Notre processus d'organisation a été le résultat de nombreuses années de lutte et de travail, pour la reconnaissance étatique de nos autorités et de nos formes d'organisation et de vie. Pour la récupération de nos terres et la reconnaissance de nos territoire par l'Etat. Pour la reconnaissance nationale et régionale de notre identité et de nos droits, de notre capacité et autonomie dans le contrôle ainsi que l'administration de notre territoire et nos ressources financières. Cette lutte nous a causé beaucoup de morts, nombre de nos leaders, jeunes, enfants, femmes et hommes ont été assassinés et massacrés par tout type de forces : propriétaires terriens et chefs politiques, l'armée et la police en leur nom, la guérilla, le narcotrafic et maintenant les paramilitaires. Cette lutte nous l'avons livré avec notre peuple Nasa dans la région et d'autres peuples indigènes et organisations communautaires, à travers notre organisation régionale (CRIC) et nationale (ONIC).

Autorités traditionnelles

L'Assemblée, c'est la rencontre de tous, où se prennent, au consensus, les grandes décisions en rapport avec la vie, le contrôle du territoire, la législation et la justice. L’Assemblée est la force de l'organisation. La présence et la participation à celle-ci, mesure notre force ou notre faiblesse. Dans l'année se réalisent près de 100 assemblées avec la présence en moyenne de 600 personnes par assemblée, bien que certaines réunissent jusqu'à 3000 personnes (zonales) et 15000 personnes (régionales).

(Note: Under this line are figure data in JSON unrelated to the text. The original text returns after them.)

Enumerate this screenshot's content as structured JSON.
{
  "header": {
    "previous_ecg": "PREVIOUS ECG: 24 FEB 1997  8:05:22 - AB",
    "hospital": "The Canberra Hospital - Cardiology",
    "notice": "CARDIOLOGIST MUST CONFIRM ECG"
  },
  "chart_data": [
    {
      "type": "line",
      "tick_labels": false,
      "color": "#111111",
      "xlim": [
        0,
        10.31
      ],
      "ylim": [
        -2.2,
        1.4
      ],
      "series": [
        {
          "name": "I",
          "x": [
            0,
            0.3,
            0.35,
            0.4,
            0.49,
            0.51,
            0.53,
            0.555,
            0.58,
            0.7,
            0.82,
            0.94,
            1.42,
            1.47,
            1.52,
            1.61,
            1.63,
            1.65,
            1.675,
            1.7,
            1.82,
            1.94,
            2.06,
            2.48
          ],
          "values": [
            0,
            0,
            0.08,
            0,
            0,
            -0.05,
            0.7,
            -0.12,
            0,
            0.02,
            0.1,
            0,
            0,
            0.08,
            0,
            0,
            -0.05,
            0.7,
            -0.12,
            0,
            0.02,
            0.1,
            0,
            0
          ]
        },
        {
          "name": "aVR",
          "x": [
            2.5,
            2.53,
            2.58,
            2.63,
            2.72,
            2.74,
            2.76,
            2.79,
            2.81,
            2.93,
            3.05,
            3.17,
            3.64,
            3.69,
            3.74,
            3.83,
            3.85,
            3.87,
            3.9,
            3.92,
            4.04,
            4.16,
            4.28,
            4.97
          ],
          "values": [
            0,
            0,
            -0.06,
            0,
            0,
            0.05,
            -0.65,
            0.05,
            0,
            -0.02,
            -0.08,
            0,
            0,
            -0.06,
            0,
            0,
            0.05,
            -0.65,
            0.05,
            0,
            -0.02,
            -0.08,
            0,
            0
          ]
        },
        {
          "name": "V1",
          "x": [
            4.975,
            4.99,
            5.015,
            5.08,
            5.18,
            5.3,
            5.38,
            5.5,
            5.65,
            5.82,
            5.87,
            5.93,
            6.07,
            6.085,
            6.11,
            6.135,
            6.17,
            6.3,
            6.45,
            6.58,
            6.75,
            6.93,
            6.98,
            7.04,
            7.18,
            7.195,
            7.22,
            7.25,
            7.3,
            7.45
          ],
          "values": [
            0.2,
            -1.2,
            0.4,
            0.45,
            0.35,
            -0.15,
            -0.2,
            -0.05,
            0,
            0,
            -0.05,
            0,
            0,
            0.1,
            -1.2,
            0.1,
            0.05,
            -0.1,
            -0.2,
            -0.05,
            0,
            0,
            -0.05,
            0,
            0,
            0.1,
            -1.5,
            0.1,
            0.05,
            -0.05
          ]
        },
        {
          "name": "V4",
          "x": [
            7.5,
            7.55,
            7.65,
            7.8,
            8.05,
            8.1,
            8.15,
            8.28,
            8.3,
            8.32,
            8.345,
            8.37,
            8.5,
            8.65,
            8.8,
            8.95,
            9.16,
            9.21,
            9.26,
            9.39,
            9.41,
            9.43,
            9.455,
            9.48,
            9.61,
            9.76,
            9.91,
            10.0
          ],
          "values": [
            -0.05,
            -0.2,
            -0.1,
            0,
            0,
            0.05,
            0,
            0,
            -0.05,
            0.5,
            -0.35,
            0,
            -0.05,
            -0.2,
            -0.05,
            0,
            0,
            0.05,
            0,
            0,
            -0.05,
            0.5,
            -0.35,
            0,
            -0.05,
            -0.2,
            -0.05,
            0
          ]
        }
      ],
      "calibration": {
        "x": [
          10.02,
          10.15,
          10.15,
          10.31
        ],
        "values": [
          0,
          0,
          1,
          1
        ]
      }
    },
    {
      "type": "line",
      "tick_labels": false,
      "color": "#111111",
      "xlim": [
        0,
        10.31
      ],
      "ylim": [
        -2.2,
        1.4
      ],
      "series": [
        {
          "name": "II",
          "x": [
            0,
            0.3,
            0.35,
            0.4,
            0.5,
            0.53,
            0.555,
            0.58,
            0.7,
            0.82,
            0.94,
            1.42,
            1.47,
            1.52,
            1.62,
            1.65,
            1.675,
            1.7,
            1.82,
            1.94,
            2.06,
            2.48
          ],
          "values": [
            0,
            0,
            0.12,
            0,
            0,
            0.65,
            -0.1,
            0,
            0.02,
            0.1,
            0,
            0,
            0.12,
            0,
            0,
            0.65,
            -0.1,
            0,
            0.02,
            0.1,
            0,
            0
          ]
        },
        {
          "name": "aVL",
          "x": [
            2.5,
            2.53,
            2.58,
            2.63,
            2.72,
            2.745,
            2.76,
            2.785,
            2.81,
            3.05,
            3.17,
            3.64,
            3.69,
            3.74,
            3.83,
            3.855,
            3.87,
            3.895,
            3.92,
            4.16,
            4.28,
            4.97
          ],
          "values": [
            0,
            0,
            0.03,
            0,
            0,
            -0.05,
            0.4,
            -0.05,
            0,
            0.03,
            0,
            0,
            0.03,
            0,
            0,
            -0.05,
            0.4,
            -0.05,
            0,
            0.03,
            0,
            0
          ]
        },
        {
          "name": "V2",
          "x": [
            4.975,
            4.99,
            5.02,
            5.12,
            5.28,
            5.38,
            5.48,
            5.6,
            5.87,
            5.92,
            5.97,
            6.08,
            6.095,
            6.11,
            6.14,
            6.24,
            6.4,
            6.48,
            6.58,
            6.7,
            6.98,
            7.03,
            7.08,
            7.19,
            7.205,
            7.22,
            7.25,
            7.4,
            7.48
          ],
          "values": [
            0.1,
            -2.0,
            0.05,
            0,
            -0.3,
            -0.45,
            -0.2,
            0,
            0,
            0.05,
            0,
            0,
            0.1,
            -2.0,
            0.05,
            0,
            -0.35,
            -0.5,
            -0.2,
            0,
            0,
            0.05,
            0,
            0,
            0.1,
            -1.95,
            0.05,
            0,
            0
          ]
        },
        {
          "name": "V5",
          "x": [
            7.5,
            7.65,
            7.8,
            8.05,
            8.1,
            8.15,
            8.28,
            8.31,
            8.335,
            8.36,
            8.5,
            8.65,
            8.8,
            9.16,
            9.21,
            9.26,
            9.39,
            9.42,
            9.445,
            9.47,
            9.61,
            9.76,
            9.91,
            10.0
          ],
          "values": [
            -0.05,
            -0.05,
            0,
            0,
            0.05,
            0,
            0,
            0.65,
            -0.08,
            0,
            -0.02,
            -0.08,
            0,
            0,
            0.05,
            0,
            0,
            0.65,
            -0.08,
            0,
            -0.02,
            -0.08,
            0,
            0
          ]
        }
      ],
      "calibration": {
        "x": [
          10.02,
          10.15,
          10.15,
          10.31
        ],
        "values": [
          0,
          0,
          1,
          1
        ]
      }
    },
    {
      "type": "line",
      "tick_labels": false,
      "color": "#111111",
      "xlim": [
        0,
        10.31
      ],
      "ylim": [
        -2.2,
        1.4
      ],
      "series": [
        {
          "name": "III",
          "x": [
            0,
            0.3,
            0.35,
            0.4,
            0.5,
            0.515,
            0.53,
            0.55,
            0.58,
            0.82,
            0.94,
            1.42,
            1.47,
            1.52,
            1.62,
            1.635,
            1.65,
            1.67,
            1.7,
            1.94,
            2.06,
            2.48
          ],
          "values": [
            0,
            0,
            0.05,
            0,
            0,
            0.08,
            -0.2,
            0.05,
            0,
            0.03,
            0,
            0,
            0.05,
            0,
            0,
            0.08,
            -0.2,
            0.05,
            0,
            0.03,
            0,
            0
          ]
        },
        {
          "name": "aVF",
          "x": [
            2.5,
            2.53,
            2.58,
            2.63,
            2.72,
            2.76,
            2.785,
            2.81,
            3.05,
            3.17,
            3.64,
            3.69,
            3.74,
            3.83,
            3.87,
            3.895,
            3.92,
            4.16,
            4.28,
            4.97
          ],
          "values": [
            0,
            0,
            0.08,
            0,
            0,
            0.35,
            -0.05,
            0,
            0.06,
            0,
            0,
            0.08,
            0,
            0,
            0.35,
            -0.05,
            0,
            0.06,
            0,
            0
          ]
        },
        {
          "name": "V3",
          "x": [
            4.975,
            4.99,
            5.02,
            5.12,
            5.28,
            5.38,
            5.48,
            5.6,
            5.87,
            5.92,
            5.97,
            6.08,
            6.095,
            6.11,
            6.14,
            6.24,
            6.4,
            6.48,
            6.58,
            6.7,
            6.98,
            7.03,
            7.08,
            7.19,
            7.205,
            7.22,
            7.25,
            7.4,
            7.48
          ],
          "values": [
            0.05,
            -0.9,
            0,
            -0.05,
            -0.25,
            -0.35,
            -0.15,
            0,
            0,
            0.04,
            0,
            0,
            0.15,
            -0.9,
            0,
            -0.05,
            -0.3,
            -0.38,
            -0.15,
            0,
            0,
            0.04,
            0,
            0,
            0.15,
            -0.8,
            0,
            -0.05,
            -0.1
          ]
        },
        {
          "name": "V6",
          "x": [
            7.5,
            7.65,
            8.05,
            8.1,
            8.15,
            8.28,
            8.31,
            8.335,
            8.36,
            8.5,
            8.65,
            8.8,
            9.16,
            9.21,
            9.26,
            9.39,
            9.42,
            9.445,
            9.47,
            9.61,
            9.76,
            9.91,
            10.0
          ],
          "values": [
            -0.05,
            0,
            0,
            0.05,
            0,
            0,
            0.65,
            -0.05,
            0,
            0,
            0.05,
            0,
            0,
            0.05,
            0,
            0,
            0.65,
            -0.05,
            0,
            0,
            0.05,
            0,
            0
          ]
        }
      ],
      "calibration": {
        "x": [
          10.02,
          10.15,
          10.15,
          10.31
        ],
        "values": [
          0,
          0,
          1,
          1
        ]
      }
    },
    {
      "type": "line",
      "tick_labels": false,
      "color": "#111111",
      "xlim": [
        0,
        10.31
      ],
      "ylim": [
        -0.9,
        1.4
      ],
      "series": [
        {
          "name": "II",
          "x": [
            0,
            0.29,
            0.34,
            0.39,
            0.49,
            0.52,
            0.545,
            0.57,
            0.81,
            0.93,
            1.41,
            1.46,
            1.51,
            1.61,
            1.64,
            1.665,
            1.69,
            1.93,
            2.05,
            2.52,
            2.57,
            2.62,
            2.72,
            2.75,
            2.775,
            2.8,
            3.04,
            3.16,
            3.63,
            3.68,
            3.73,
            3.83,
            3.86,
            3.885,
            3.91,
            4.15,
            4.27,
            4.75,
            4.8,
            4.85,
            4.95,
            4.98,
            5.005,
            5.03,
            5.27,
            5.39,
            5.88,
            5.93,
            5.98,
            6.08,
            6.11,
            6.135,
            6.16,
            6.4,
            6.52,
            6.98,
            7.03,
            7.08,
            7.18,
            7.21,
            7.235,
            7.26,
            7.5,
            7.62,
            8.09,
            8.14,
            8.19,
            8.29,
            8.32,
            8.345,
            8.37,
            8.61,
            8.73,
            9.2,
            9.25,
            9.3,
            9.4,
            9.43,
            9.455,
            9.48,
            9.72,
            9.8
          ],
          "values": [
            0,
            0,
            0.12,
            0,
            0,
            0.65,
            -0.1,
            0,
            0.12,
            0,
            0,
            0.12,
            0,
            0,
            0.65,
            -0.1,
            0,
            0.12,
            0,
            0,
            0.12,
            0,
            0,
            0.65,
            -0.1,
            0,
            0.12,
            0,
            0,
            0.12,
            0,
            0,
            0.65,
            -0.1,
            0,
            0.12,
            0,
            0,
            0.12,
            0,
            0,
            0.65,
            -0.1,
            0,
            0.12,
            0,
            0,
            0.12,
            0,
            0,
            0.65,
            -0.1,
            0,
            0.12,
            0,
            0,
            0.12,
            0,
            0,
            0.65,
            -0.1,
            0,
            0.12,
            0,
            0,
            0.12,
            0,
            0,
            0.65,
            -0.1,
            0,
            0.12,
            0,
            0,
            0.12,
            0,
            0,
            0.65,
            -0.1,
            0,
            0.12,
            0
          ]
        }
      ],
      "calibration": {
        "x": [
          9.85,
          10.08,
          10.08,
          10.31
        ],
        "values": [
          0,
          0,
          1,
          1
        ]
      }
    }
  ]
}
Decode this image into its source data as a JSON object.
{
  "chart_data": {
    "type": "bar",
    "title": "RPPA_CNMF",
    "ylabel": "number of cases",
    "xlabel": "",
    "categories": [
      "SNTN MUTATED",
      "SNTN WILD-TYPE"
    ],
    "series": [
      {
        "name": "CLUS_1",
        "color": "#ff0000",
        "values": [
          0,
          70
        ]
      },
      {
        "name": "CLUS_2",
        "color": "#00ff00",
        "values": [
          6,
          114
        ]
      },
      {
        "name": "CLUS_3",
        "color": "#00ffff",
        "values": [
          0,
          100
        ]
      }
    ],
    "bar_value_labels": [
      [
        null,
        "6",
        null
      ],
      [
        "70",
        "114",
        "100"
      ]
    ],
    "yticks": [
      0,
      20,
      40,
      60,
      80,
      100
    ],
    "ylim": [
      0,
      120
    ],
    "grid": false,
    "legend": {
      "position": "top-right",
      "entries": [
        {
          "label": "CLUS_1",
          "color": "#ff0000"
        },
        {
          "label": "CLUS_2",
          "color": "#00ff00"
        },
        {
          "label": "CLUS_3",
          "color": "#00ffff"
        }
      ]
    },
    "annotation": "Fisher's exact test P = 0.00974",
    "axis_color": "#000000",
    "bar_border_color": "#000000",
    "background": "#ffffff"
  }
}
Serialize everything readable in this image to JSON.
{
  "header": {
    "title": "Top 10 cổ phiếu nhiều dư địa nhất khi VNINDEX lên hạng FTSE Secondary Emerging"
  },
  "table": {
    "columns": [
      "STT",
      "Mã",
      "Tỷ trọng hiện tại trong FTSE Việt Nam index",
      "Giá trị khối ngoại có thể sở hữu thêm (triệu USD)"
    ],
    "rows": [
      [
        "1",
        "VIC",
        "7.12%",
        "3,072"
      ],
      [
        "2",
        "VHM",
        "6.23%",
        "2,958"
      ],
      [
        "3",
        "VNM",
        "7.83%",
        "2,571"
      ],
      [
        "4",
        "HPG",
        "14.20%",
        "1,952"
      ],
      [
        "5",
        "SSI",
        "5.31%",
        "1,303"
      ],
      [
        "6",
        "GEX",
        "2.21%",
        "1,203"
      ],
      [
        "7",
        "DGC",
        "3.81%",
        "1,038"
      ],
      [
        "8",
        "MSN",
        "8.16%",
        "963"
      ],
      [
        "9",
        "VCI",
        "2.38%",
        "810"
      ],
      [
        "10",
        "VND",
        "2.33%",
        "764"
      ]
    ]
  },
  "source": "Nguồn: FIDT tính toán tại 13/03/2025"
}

Le cabildo : ce sont les personnes nommées par les communautés pour représenter l'autorité dans le territoire, selon la distribution suivante : Gouverneur principal, gouverneur suppléant, Maire ou capitaine, Secrétaire, trésorier et officier de police.
La minga communautaire : c'est la forme de travail communautaire traditionnel. Par ce biais se réunissent de manière obligatoire toutes les familles d'une vereda (hameau), un jour par semaine pour réaliser différents travaux de bénéfice commun. Il y a 304 communautés veredales dans la zone, regroupant 25189 familles. A la fin de chaque Minga, il y a toujours un espace pour résoudre les problèmes locaux de la communauté et pour la programmation d'activités.
Les Plans de Vie, au nombre de sept dans la zone, représentent le processus communautaire de développement des plans, programmes et projets dans les Resguardos.
Existe également l'équipe de Conseillers, élus pour chaque projet communautaire, qui réalisent le travail de représentation et gestion des cabildos et des communautés.